The Supreme Court of India has approved this current methodology in their judgement in the Raptakos Brett case in 1992, but by adding one more criterion as (vi) Additional 25 per cent to the total of (ii)+(iii)+(iv)+(v) for children’s education, medical treatment, recreation, festivals and ceremonies. Thus, the total of (ii)+(iii)+(iv)+(v)+(vi) becomes the minimum wage.

NEW INNOVATIVE METHODOLOGY

No doubt, the expert committee report’s methodology of calculation is innovative, but only for the purpose of cutting workers minimum wage. For fudging facts, the expert committee calculated workers family consumption unit as 3.6 instead of 3. Yet, a worker’s total minimum wage, at current price level, comes to Rs 8,892 – Rs 11,622 per month with regional variations, as against Rs 18,000 per month in January, 2016 price level calculated by the Seventh Central Pay Commission (CPC) using the current methodology. The Modi government at the centre and most of the state governments have already accepted and implemented the recommendations of the Seventh CPC. The central trade unions and federations made it as one of the major demands for implementation in all sectors – public and private – across the country and resorted to countrywide strikes for it.
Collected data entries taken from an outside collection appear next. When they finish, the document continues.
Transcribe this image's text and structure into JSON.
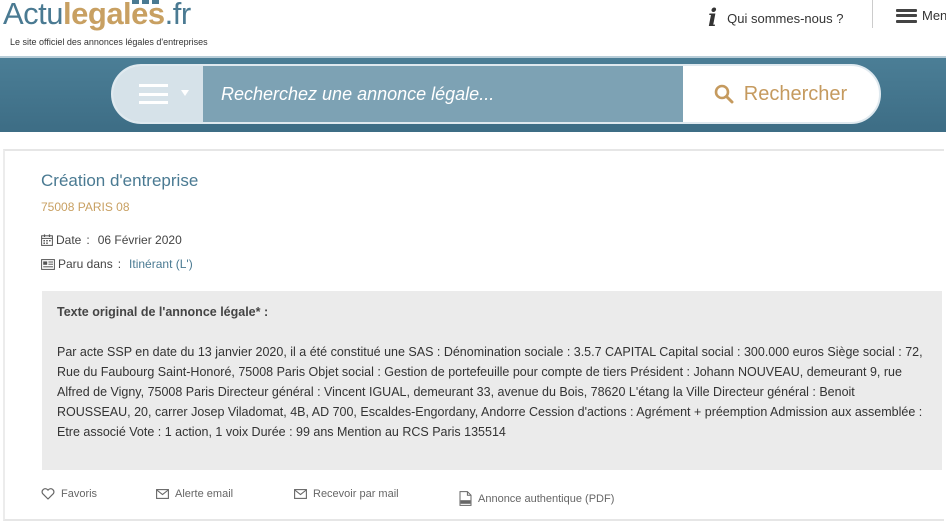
{
  "header": {
    "logo_part1": "Actu",
    "logo_part2": "legales",
    "logo_part3": ".fr",
    "tagline": "Le site officiel des annonces légales d'entreprises",
    "about_label": "Qui sommes-nous ?",
    "menu_label": "Menu"
  },
  "search": {
    "placeholder": "Recherchez une annonce légale...",
    "button_label": "Rechercher"
  },
  "annonce": {
    "title": "Création d'entreprise",
    "location": "75008 PARIS 08",
    "date_label": "Date",
    "date_value": "06 Février 2020",
    "paru_label": "Paru dans",
    "paru_value": "Itinérant (L')",
    "text_heading": "Texte original de l'annonce légale* :",
    "text_body": "Par acte SSP en date du 13 janvier 2020, il a été constitué une SAS : Dénomination sociale : 3.5.7 CAPITAL Capital social : 300.000 euros Siège social : 72, Rue du Faubourg Saint-Honoré, 75008 Paris Objet social : Gestion de portefeuille pour compte de tiers Président : Johann NOUVEAU, demeurant 9, rue Alfred de Vigny, 75008 Paris Directeur général : Vincent IGUAL, demeurant 33, avenue du Bois, 78620 L'étang la Ville Directeur général : Benoit ROUSSEAU, 20, carrer Josep Viladomat, 4B, AD 700, Escaldes-Engordany, Andorre Cession d'actions : Agrément + préemption Admission aux assemblée : Etre associé Vote : 1 action, 1 voix Durée : 99 ans Mention au RCS Paris 135514"
  },
  "actions": {
    "favoris": "Favoris",
    "alerte": "Alerte email",
    "recevoir": "Recevoir par mail",
    "pdf": "Annonce authentique (PDF)"
  },
  "icons": {
    "about": "info-icon",
    "menu": "hamburger-icon",
    "search": "magnifier-icon",
    "date": "calendar-icon",
    "paru": "newspaper-icon",
    "favoris": "heart-icon",
    "alerte": "envelope-icon",
    "recevoir": "envelope-icon",
    "pdf": "pdf-file-icon"
  },
  "colors": {
    "brand_blue": "#4a7a92",
    "brand_gold": "#c8a062",
    "band": "#447690",
    "search_field": "#7da2b4"
  }
}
What were the innovative methods which the expert committee used to cut workers minimum wages by about half? (i) First, by reducing per day per consumption unit calorie intake from 2700 to 2400; (ii) Second, by taking very low prices of food items; (iii) Third, by removing 20 per cent of total wage for fuel, light and on miscellaneous expenses and 25 per cent of the total as per Supreme Court judgement, and (iv) Fourth, by replacing all non-food expenditures, including house rent, with two broad categories -- essential non-food items and non-food items.

Publication and timing of the expert committee report has to be seen in the background of employers’ organisations challenging in the Delhi High Court the minimum wage notification, dated March 3, 2017, by the Delhi government. The High Court scrapped the notification, following which the Delhi government has moved the Supreme Court. The CITU Delhi state committee is an intervener party in the matter.

In its interim order of October 31, 2018, the Supreme Court turned down the Delhi High Court judgement, restored the minimum wages notification temporarily and ordered implementation of the notified minimum wages effective from November 1, 2018 till disposal of the case.

It also ordered the Delhi government to constitute a Minimum Wage Advisory Board strictly under the provision of the Act and on its advice, prepare a fresh draft of minimum wages notification and place the same before the Supreme Court for scrutiny and approval. The notified minimum wage for an unskilled worker in Delhi, calculated on the basis of current methodology is Rs 14,000 per month at January 2017 price level as against the expert committee’s Rs 11,622 at January 2019 price level. The next date of hearing is July 2, 2019.

DESIGN TO IMPLEMENT CODE ON WAGES

The Code on Wages Bill, the first of the four labour codes proposing to replace all 44 existing labour laws, was placed in the now-dissolved 16th Lok Sabha. The Code on Wages Bill proposes to scrap the Minimum Wages Act, 1948. The current methodology of calculating minimum wages is an exercise to implement the Minimum Wages Act. Following scrapping of the Minimum Wages Act, the current methodology will have no relevance. The government aims to implement the expert committee’s methodology thereafter and it has already taken ILO on board for its assault on minimum wages of workers.